Une courte pièce poétique (60 pages), mais que j'ai eu du mal à lire, et du mal à finir. Ce n'est pas un dialogue philosophique entre un âne philosophe, et le philosophe
Kant, mais un monologue, il n'y a pas d'interruption dans le récit. Je devrais dire plutôt dans le poème, mais il se présente sous une forme très monolithique, quelques rares sections qui donnent des titres et organisent un peu les idées, mais pas de strophes, pas de retour à la ligne. J'adore Hugo quand il joue avec talent sur la longueur des vers, sur les sonorités, sur les rimes, alternant la taille des
poèmes... Ici, c'est presque un bloc unique d'alexandrins - ou quasiment, avec des rimes, oui, mais sans virtuosité du langage. J'ai noté toutefois une fin de vers où il faut nommer la lettre "Y" pour la faire rimer, ce qui m'a fait sourire... Oui, j'ai aussi été vite dépassée par la somme, qui assomme, des noms propres (savants, théologiens, physiciens, écrivains...), même si c'est une volonté délibérée de Hugo, le lecteur est comme le collégien, abruti par ce qu'il ne maîtrise pas.
Au-delà de la forme qui m'a un peu découragée - j'ai dû lire tout d'un coup, je ne suivais plus si j'arrêtais ma lecture, sur le fond, on retrouve des obsessions de Hugo, mais sans qu'il soit présent par un "Je", ce qui est plutôt rare.
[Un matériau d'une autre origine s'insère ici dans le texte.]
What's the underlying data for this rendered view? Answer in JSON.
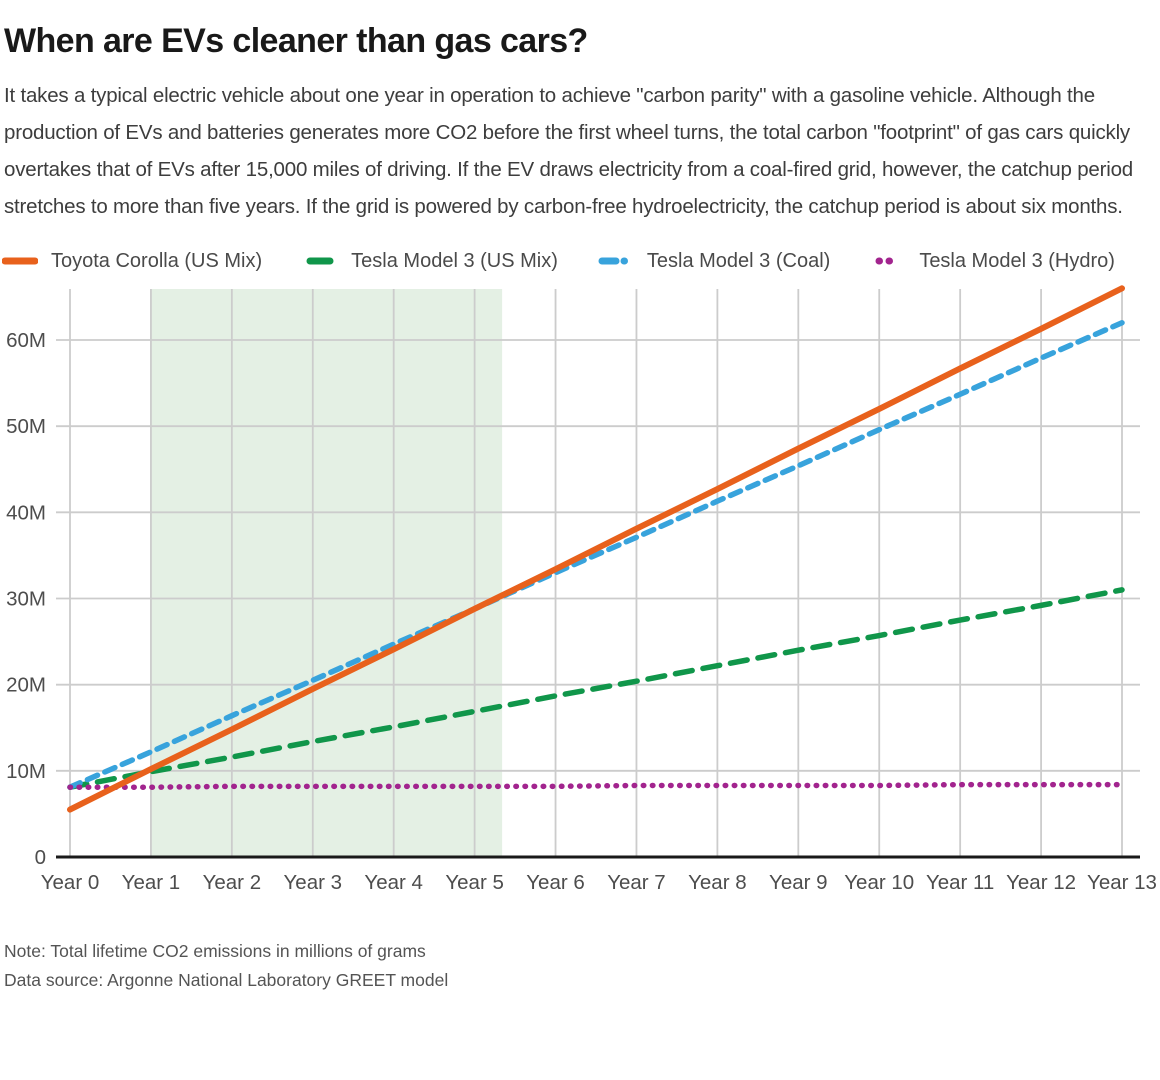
{
  "header": {
    "title": "When are EVs cleaner than gas cars?",
    "description": "It takes a typical electric vehicle about one year in operation to achieve \"carbon parity\" with a gasoline vehicle. Although the production of EVs and batteries generates more CO2 before the first wheel turns, the total carbon \"footprint\" of gas cars quickly overtakes that of EVs after 15,000 miles of driving. If the EV draws electricity from a coal-fired grid, however, the catchup period stretches to more than five years. If the grid is powered by carbon-free hydroelectricity, the catchup period is about six months."
  },
  "chart_data": {
    "type": "line",
    "title": "When are EVs cleaner than gas cars?",
    "xlabel": "",
    "ylabel": "Total lifetime CO2 emissions in millions of grams",
    "x": [
      0,
      1,
      2,
      3,
      4,
      5,
      6,
      7,
      8,
      9,
      10,
      11,
      12,
      13
    ],
    "x_tick_labels": [
      "Year 0",
      "Year 1",
      "Year 2",
      "Year 3",
      "Year 4",
      "Year 5",
      "Year 6",
      "Year 7",
      "Year 8",
      "Year 9",
      "Year 10",
      "Year 11",
      "Year 12",
      "Year 13"
    ],
    "y_ticks": [
      0,
      10,
      20,
      30,
      40,
      50,
      60
    ],
    "y_tick_labels": [
      "0",
      "10M",
      "20M",
      "30M",
      "40M",
      "50M",
      "60M"
    ],
    "ylim": [
      0,
      66
    ],
    "grid": true,
    "legend_position": "top",
    "series": [
      {
        "name": "Toyota Corolla (US Mix)",
        "color": "#e8611c",
        "style": "solid",
        "values": [
          5.5,
          10.2,
          14.8,
          19.5,
          24.1,
          28.8,
          33.4,
          38.1,
          42.7,
          47.4,
          52.0,
          56.7,
          61.3,
          66.0
        ]
      },
      {
        "name": "Tesla Model 3 (US Mix)",
        "color": "#10964a",
        "style": "dashed-long",
        "values": [
          8.1,
          9.9,
          11.6,
          13.4,
          15.1,
          16.9,
          18.7,
          20.4,
          22.2,
          24.0,
          25.7,
          27.5,
          29.2,
          31.0
        ]
      },
      {
        "name": "Tesla Model 3 (Coal)",
        "color": "#38a3dc",
        "style": "dashed",
        "values": [
          8.1,
          12.2,
          16.4,
          20.5,
          24.7,
          28.8,
          33.0,
          37.1,
          41.3,
          45.4,
          49.6,
          53.7,
          57.9,
          62.0
        ]
      },
      {
        "name": "Tesla Model 3 (Hydro)",
        "color": "#a2248e",
        "style": "dotted",
        "values": [
          8.1,
          8.1,
          8.2,
          8.2,
          8.2,
          8.2,
          8.2,
          8.3,
          8.3,
          8.3,
          8.3,
          8.4,
          8.4,
          8.4
        ]
      }
    ],
    "shaded_region": {
      "x_start": 1,
      "x_end": 5.34,
      "color": "#e4f0e4"
    },
    "colors": {
      "grid": "#cccccc",
      "axis": "#1a1a1a",
      "tick_label": "#4d4d4d"
    }
  },
  "footer": {
    "note": "Note: Total lifetime CO2 emissions in millions of grams",
    "source": "Data source: Argonne National Laboratory GREET model"
  }
}
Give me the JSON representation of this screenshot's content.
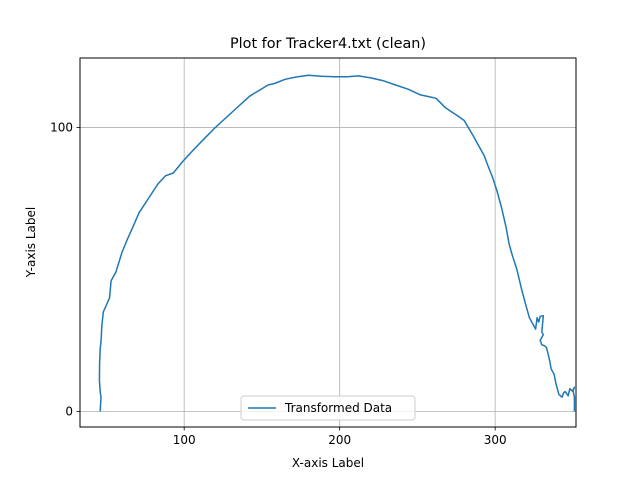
{
  "chart_data": {
    "type": "line",
    "title": "Plot for Tracker4.txt (clean)",
    "xlabel": "X-axis Label",
    "ylabel": "Y-axis Label",
    "xlim": [
      33,
      352
    ],
    "ylim": [
      -5.5,
      124.5
    ],
    "xticks": [
      100,
      200,
      300
    ],
    "yticks": [
      0,
      100
    ],
    "grid": true,
    "legend_position": "bottom-center",
    "colors": {
      "series": "#1f77b4",
      "grid": "#b0b0b0"
    },
    "series": [
      {
        "name": "Transformed Data",
        "x": [
          46,
          46.5,
          46,
          45.5,
          45.6,
          46,
          46.6,
          47,
          48,
          52,
          53,
          56,
          60,
          63,
          67,
          71,
          77,
          83,
          88,
          93,
          99,
          104,
          111,
          120,
          132,
          142,
          148,
          154,
          158,
          165,
          172,
          180,
          188,
          197,
          205,
          212,
          220,
          228,
          236,
          244,
          252,
          258,
          262,
          268,
          274,
          280,
          286,
          290,
          293,
          295,
          298,
          301,
          304,
          307,
          309,
          311,
          314,
          317,
          320,
          322,
          324,
          326,
          327,
          328,
          329,
          331,
          330,
          331,
          329,
          330,
          332,
          333,
          335,
          336,
          338,
          339,
          340,
          341,
          343,
          344,
          345,
          347,
          348,
          350,
          351,
          350,
          351,
          351
        ],
        "y": [
          0,
          5,
          7,
          11,
          17,
          22,
          25,
          30,
          35,
          40,
          46,
          49,
          56,
          60,
          65,
          70,
          75,
          80,
          83,
          84,
          88,
          91,
          95,
          100,
          106,
          111,
          113,
          115,
          115.5,
          117,
          117.8,
          118.4,
          118.1,
          117.9,
          117.9,
          118.2,
          117.5,
          116.5,
          115,
          113.5,
          111.5,
          110.8,
          110.3,
          107,
          104.8,
          102.5,
          97,
          93,
          90,
          87,
          83,
          78,
          72,
          65,
          59,
          55,
          50,
          43,
          37,
          33,
          31,
          29,
          33,
          31.5,
          33.5,
          33.7,
          28,
          27,
          25,
          23.5,
          23,
          22.5,
          18,
          15,
          13,
          10,
          8,
          6,
          5,
          6.5,
          7,
          5.5,
          8,
          7,
          8.5,
          7.5,
          5,
          0
        ]
      }
    ]
  }
}
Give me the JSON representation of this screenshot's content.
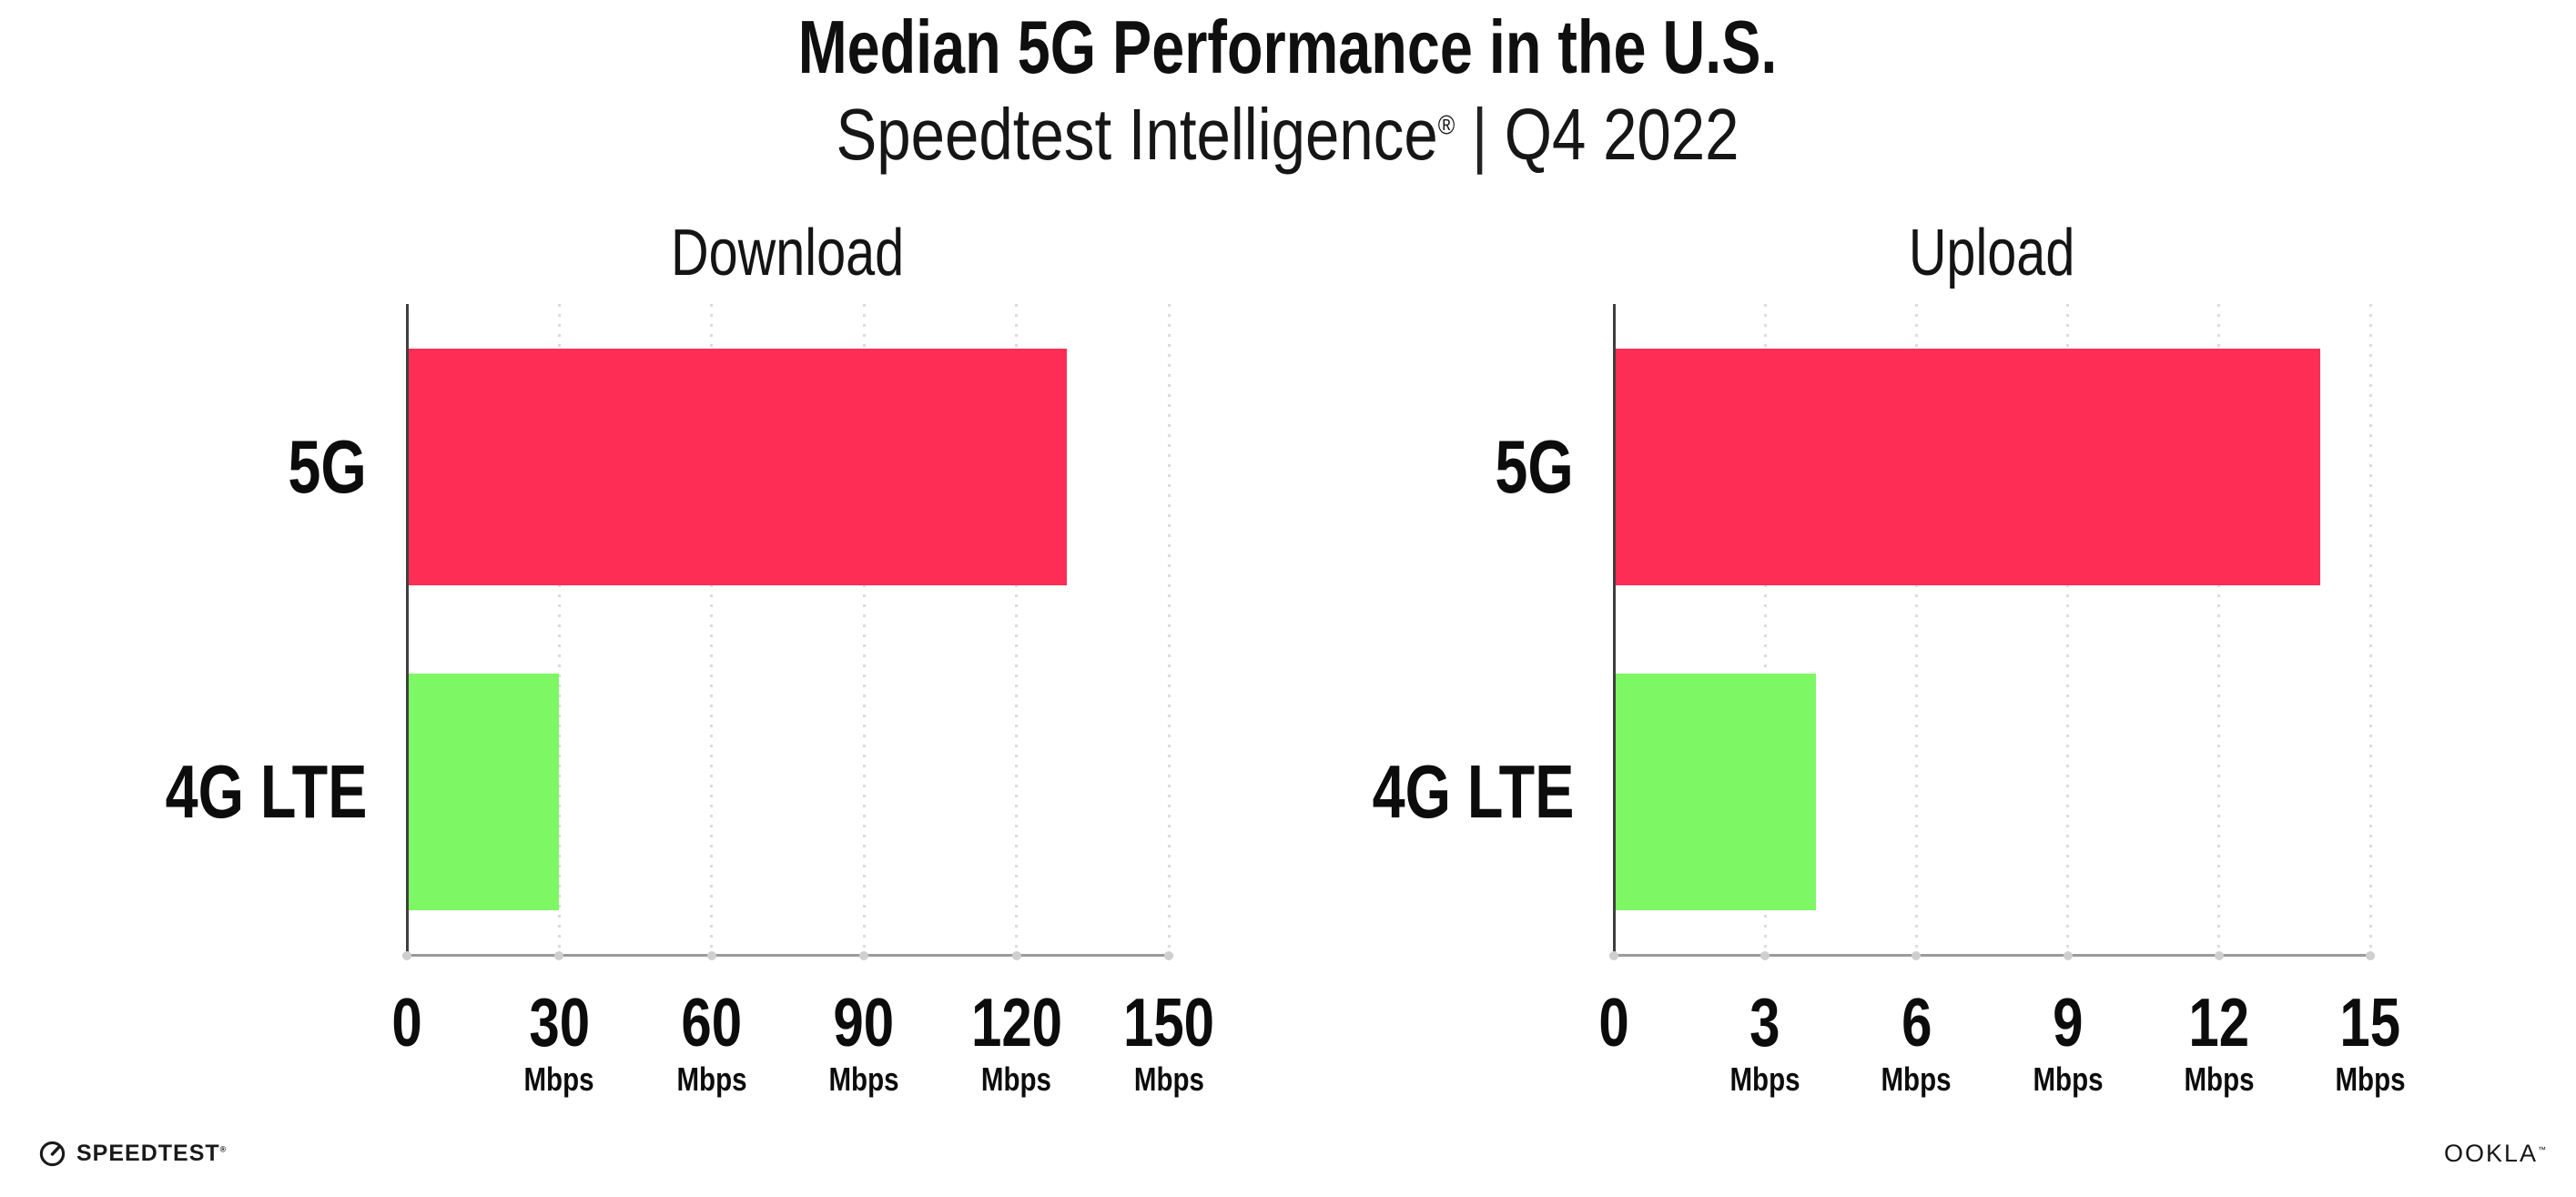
{
  "header": {
    "title": "Median 5G Performance in the U.S.",
    "subtitle_brand": "Speedtest Intelligence",
    "subtitle_reg_mark": "®",
    "subtitle_divider": "|",
    "subtitle_period": "Q4 2022"
  },
  "chart_data": [
    {
      "id": "download",
      "type": "bar",
      "orientation": "horizontal",
      "title": "Download",
      "categories": [
        "5G",
        "4G LTE"
      ],
      "values": [
        130,
        30
      ],
      "unit": "Mbps",
      "xlim": [
        0,
        150
      ],
      "xticks": [
        0,
        30,
        60,
        90,
        120,
        150
      ],
      "bar_colors": [
        "#fd2d55",
        "#7df763"
      ],
      "grid": "vertical-dotted",
      "legend": "none"
    },
    {
      "id": "upload",
      "type": "bar",
      "orientation": "horizontal",
      "title": "Upload",
      "categories": [
        "5G",
        "4G LTE"
      ],
      "values": [
        14,
        4
      ],
      "unit": "Mbps",
      "xlim": [
        0,
        15
      ],
      "xticks": [
        0,
        3,
        6,
        9,
        12,
        15
      ],
      "bar_colors": [
        "#fd2d55",
        "#7df763"
      ],
      "grid": "vertical-dotted",
      "legend": "none"
    }
  ],
  "styles": {
    "bar_red": "#fd2d55",
    "bar_green": "#7df763",
    "x_axis_color": "#9b9b9b",
    "y_axis_color": "#3f3f3f",
    "gridline_color": "#dcdcdc",
    "text_color": "#0f0f0f",
    "background": "#ffffff"
  },
  "footer": {
    "speedtest_logo_text": "SPEEDTEST",
    "speedtest_reg_mark": "®",
    "ookla_logo_text": "OOKLA",
    "ookla_tm_mark": "™"
  }
}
L'Âne est évidemment son porte-parole, condamnant les prêtres mais adorant le Christ, admirant
Shakespeare,
Molière et
Voltaire, célébrant les beautés de la nature, critiquant les doctes pédagogues qui abrutissent en transmettant un savoir par coeur plutôt que de faire réfléchir, et donc forment des imbéciles - une critique sévère pour moi qui suis professeure, même si je n'enseigne pas comme les maîtres de latin du XIXème siècle...
On retrouve aussi la critique de la foule, incapable de reconnaître le génie, l'homme exceptionnel - j'ai d'ailleurs pensé aux Contemplations, mais surtout à
Baudelaire avec "
l'Albatros". Enfin, c'est une charge violente contre l'hypocrisie de la société, qui entasse des savoirs inutiles mais sans résoudre les problèmes de la société, la faim, la pauvreté - et on retrouve l'auteur des Misérables...
Dense, très dense, j'aurais dû passer beaucoup plus de temps sur certaines pages pour bien maîtriser les idées, mais la forme ne m'a pas séduite.